UString In VTK

Good morning everyone,

whilst implementing a new feature in VTK, one of my colleague had performance issues w.r.t. to array type conversion. More precisely, he was casting something to a vtkFloatArray using the vtkArrayDownCast template function. After looking at the code, this function is nothing but a paththrough to the internal SafeDownCast function contained in every vtk object. The function looks like this and can be found here:

  static vtkTypeBool IsTypeOf(const char* type)                                                    \
  {                                                                                                \
    if (!strcmp(thisClassName, type))                                                              \
    {                                                                                              \
      return 1;                                                                                    \
    }                                                                                              \
    return superclass::IsTypeOf(type);                                                             \
  }                                                                                                \
  vtkTypeBool IsA(const char* type) override { return this->thisClass::IsTypeOf(type); }           \
  static thisClass* SafeDownCast(vtkObjectBase* o)                                                 \
  {                                                                                                \
    if (o && o->IsA(thisClassName))                                                                \
    {                                                                                              \
      return static_cast<thisClass*>(o);                                                           \
    }                                                                                              \
    return nullptr;                                                                                \
  }

Looking at the code, it is clear that the IsTypeOf function is the culprit for two reasons:

  • the call to strcmp
  • the recursion when strcmp succeeds

This results in multiple branching recursive calls, which can be costly (especially if the SafeDownCast is called multiple times in a row).

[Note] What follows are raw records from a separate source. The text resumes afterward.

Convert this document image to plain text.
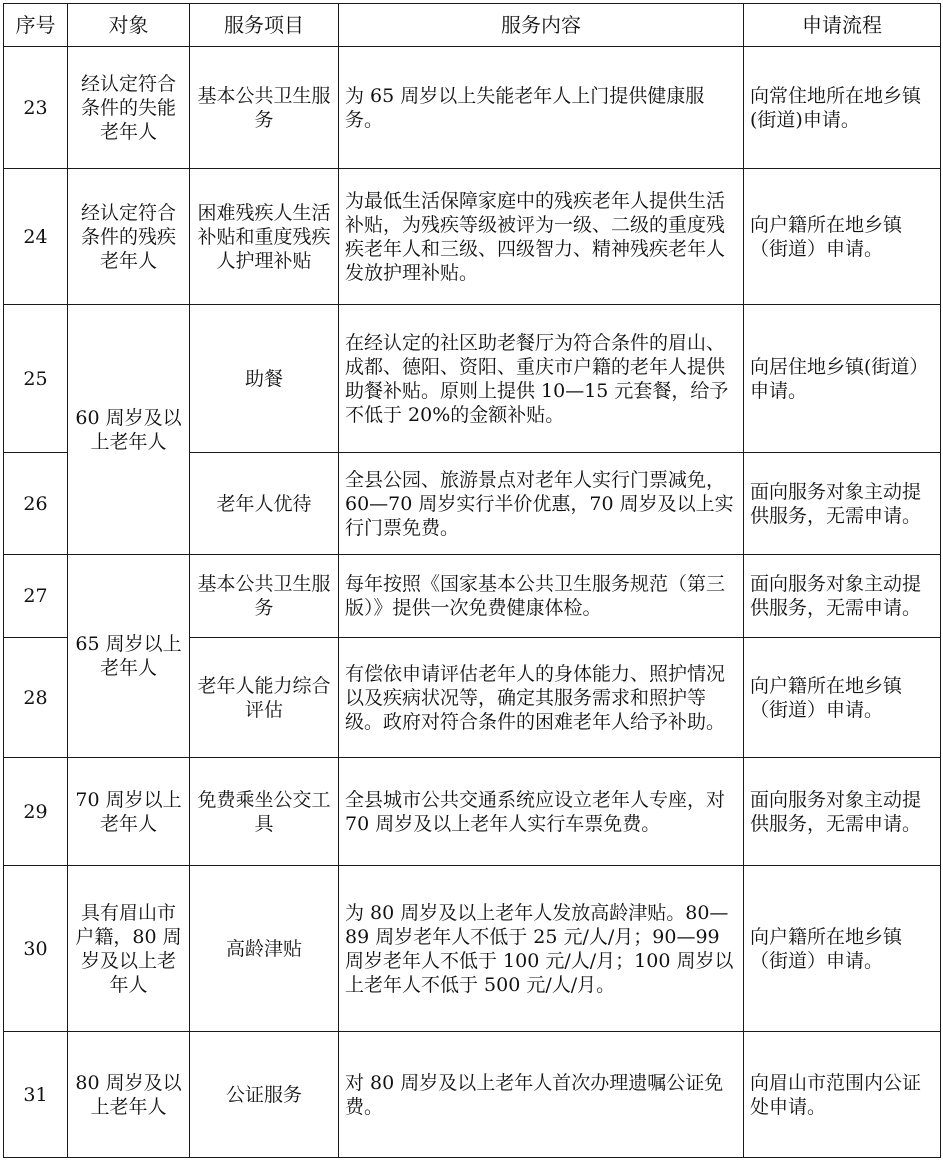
序号	对象	服务项目	服务内容	申请流程
23	经认定符合条件的失能老年人	基本公共卫生服务	为 65 周岁以上失能老年人上门提供健康服务。	向常住地所在地乡镇(街道)申请。
24	经认定符合条件的残疾老年人	困难残疾人生活补贴和重度残疾人护理补贴	为最低生活保障家庭中的残疾老年人提供生活补贴，为残疾等级被评为一级、二级的重度残疾老年人和三级、四级智力、精神残疾老年人发放护理补贴。	向户籍所在地乡镇（街道）申请。
25	60 周岁及以上老年人	助餐	在经认定的社区助老餐厅为符合条件的眉山、成都、德阳、资阳、重庆市户籍的老年人提供助餐补贴。原则上提供 10—15 元套餐，给予不低于 20%的金额补贴。	向居住地乡镇(街道）申请。
26		老年人优待	全县公园、旅游景点对老年人实行门票减免，60—70 周岁实行半价优惠，70 周岁及以上实行门票免费。	面向服务对象主动提供服务，无需申请。
27	65 周岁以上老年人	基本公共卫生服务	每年按照《国家基本公共卫生服务规范（第三版）》提供一次免费健康体检。	面向服务对象主动提供服务，无需申请。
28		老年人能力综合评估	有偿依申请评估老年人的身体能力、照护情况以及疾病状况等，确定其服务需求和照护等级。政府对符合条件的困难老年人给予补助。	向户籍所在地乡镇（街道）申请。
29	70 周岁以上老年人	免费乘坐公交工具	全县城市公共交通系统应设立老年人专座，对 70 周岁及以上老年人实行车票免费。	面向服务对象主动提供服务，无需申请。
30	具有眉山市户籍，80 周岁及以上老年人	高龄津贴	为 80 周岁及以上老年人发放高龄津贴。80—89 周岁老年人不低于 25 元/人/月；90—99 周岁老年人不低于 100 元/人/月；100 周岁以上老年人不低于 500 元/人/月。	向户籍所在地乡镇（街道）申请。
31	80 周岁及以上老年人	公证服务	对 80 周岁及以上老年人首次办理遗嘱公证免费。	向眉山市范围内公证处申请。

One potential, and easy to implement method that we could add the VTK is the UString type (see here). Quoting the comments:

/// A ustring is an alternative to char* or std::string for storing
/// strings, in which the character sequence is unique (allowing many
/// speed advantages for assignment, equality testing, and inequality
/// testing).
///
/// The implementation is that behind the scenes there is a hash set of
/// allocated strings, so the characters of each string are unique.  A
/// ustring itself is a pointer to the characters of one of these canonical
/// strings.  Therefore, assignment and equality testing is just a single
/// 32- or 64-bit int operation, the only mutex is when a ustring is
/// created from raw characters, and the only malloc is the first time
/// each canonical ustring is created.

This new type could be use in place of the const char* used for the internal type, and we could then replace the strcmp used in IsTypeOf. Although I’ve not tested it, I’m 90% sure we would get performance improvements (this is based on personal knowledge from my other projects). Also, if we can get some improvements, this would affect a lot VTK (and paraview) as VTK has 5664 calsd to this function and paraview 48449 :slight_smile:

Tell me what you think!

This is basically an interned string implementation (if I’m not mistaken). Interning typenames might be useful, but note that there are places in the code where the types come in as strings, so some way to programmatically access the interned string database would be necessary.

Cc: @brad.king since I know you’ve worked with interning strings before.

For reference, the quoted infrastructure is a hand-implementation of RTTI that has been in VTK since before the C++98 standard even existed to define standard RTTI for the language.

The linked ustring looks pretty complete, but unless VTK were to adopt it for more purposes it may be overkill for RTTI.

It may be possible to convert the implementation to use the real C++ RTTI infrastructure in combination with some kind of map to convert in coming string names into the corresponding type_info. That map would be similar to what ustring does to intern raw strings.

Yes indeed, the mentioned code is a hand-implementation of RTTI. We could indeed use typeid to do the SafeDownCast, and, as you said, have a map from strings to type_info.

I’m not familiar enough with VTK to see if there would be other places that would benefit from ustring. I’ll have a deeper look into that to see if that’s feasible!

Note that there was an investigation into RTTI in mid-2019 (by Bill Lorensen). It didn’t work as we wanted because VTK’s class hierarchy is too deep for some platforms (macOS?) to give correct answer. It wasn’t actually faster there either.

Good to know thanks!

My point (and and what @brad.king said) is that we could come up with a faster solution than strcmp (an int64 comparison for example). I will try to pull up something and test the performance!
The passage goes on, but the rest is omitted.